I saw you acting in that movie about Joe Meek called Telstar. It was your first real role in a movie, wasn’t it? How did you like it?
Carl Barât: It was pretty fucking scary, really weird. I spend ages to work on the character (Carl played the 50ies rockstar Gene Vincent) and in my head it was like “It’s massive! It’s a Joe Meek biopic in which I star!” and then I came to the set and they just said “go on, say your lines and get off”. I did my lines once, very nervously, and it was just “Cut! Move on!” – maybe next time it’s gonna be better…
You wrote some songs for the soundtrack of the new Russel Brand movie (“Get Him To The Greek” / “Männertrip”). How did that happen?
Carl Barât: We were at Russels house one day, we were checking on Russels progress, on his world domination… His house gets bigger and bigger and bigger each time I visit. He got a house at Hampstead *quietly: which is a pretty nice area of London!* and he got a hairstylist, and a masseuse and a hot tub with a TV in it… he’s a lucky man! And he asked me if I wanna write a couple of songs for his new movie. Jarvis Cocker wrote some as well.
Many songs on your solo album are co-written. Do you prefer working with others and do enjoy more being in a band? so why did you set out to do a solo album in the first place?
Carl Barât: I do like working with other people. If you say to me “do your stuff”, then I’m gonna do it later on, but if I got a person opposite of me, then I’m doing it now.
How did you get involved with Neil Hannon of Divine Comedy?
Carl Barât: He’s just a friend of a friend. I’ve never met him, but he said we should try something. So when I was in Dublin, I met up with him. It was really nice and we got on very well. I stayed two days at his house: one day writing, one day recording.
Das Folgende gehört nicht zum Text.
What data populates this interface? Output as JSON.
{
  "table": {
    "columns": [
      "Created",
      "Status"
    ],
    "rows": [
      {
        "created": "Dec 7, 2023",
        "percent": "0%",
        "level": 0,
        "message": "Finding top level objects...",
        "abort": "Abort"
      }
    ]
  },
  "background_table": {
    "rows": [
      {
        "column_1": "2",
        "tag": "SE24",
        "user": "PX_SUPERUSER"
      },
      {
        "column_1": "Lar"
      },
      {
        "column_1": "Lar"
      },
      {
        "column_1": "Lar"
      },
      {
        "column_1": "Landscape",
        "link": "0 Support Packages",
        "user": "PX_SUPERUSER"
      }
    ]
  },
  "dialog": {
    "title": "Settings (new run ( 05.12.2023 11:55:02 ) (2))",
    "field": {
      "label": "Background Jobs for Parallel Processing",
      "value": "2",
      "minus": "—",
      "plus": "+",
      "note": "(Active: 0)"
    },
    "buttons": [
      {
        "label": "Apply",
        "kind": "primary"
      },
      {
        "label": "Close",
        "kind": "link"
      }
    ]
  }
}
You wrote & recorded “The Fall” in two days? It’s my favourite song on the new record.
Carl Barât: Yeah, two days for writing and recording a demo. It’s one of my favourite ones as well.
When you write with other people, is there one of them writing the lyrics and the other one writing the music?
Carl Barât: I wrote about 95% of the lyrics on the record, the music was more of a collaboration.
You wrote your biography…
Carl Barât: Memoir.
Ok, you wrote your memoirs…
Carl Barât: Just one memoir! I’m gonna write more memoirs when I’m gonna get older *laughs*
I thought it was different to other rock star biographies, it was more honest and humble…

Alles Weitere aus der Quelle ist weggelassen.